The court held that a secured lender's interest in an assignment of rents and proceeds was an interest in real property under applicable state law. Accordingly, the secured lender's interest had been perfected prepetition, upon its proper recording with the county recorder, and constituted a perfected interest in postpetition cash collateral under 11 U.S.C. §363(a) and 552(b). Further, lender's action to enforce its interest in the collateral rents, by obtaining appointment of a receiver in state court within 90 days prior to the petition date, was not a voidable preference under 11 U.S.C. § 547(b). Settlement funds derived from an action by the debtor to recover prepetition and postpetition unpaid rents from a tenant in breach of its lease agreement were also subject to the lender's perfected security interest in rents. Debtor's unilateral action to recover the rents through judicial action did not change the nature of the funds from rents to general intangibles, which would not have been subject to the lender's recorded security interest. Finally, lender did not violate the Utah one-action rule by pursuing an action against the individual guarantors of the debt before exhausting its remedies against the property securing the debt, as a guaranty agreement is a separate, unsecured debt, and the one-action rule does not prevent a creditor on a debt secured solely by real property from pursuing an action against guarantors without first foreclosing the security.

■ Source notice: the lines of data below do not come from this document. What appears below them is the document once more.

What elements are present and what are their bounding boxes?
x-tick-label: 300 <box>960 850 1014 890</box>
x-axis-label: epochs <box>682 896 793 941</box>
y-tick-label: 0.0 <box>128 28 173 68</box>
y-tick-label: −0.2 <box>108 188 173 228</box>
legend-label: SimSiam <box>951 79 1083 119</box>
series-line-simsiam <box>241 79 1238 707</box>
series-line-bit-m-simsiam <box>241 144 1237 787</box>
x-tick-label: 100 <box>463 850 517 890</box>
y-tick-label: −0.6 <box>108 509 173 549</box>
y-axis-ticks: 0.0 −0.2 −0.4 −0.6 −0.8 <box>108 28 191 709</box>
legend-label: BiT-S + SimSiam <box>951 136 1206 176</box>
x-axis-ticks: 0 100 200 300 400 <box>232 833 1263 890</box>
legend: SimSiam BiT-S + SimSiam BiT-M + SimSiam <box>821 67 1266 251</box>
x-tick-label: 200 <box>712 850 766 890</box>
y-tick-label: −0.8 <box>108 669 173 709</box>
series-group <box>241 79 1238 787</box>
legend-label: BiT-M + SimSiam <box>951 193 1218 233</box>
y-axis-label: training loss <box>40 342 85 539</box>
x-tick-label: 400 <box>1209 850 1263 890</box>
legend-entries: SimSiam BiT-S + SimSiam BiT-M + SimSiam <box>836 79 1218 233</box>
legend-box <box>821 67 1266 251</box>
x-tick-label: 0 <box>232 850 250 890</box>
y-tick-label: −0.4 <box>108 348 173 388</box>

Title: Matravers v. United States (In re Matravers), 149 B.R. 204 (Bankr.D.Utah) | Date: Jan-15-1993 | Status: PUBLISHED (Judge Allen) | Case(s): 88PA-0967

Chapter 13 debtors commenced adversary proceeding against IRS, requesting declaratory judgment that tax liabilities were discharged and seeking return of sums paid to the IRS postpetition, plus attorney's fees and costs. Debtors moved for summary judgment. The court held that: (1) taxes become payable when tax return is due, not when income on which tax was applied was earned; (2) requirements for waiver of sovereign immunity were met; and (3) debtors were entitled to recover property seized postpetition, as well as attorney's fees and costs incurred in pursuing the proceeding.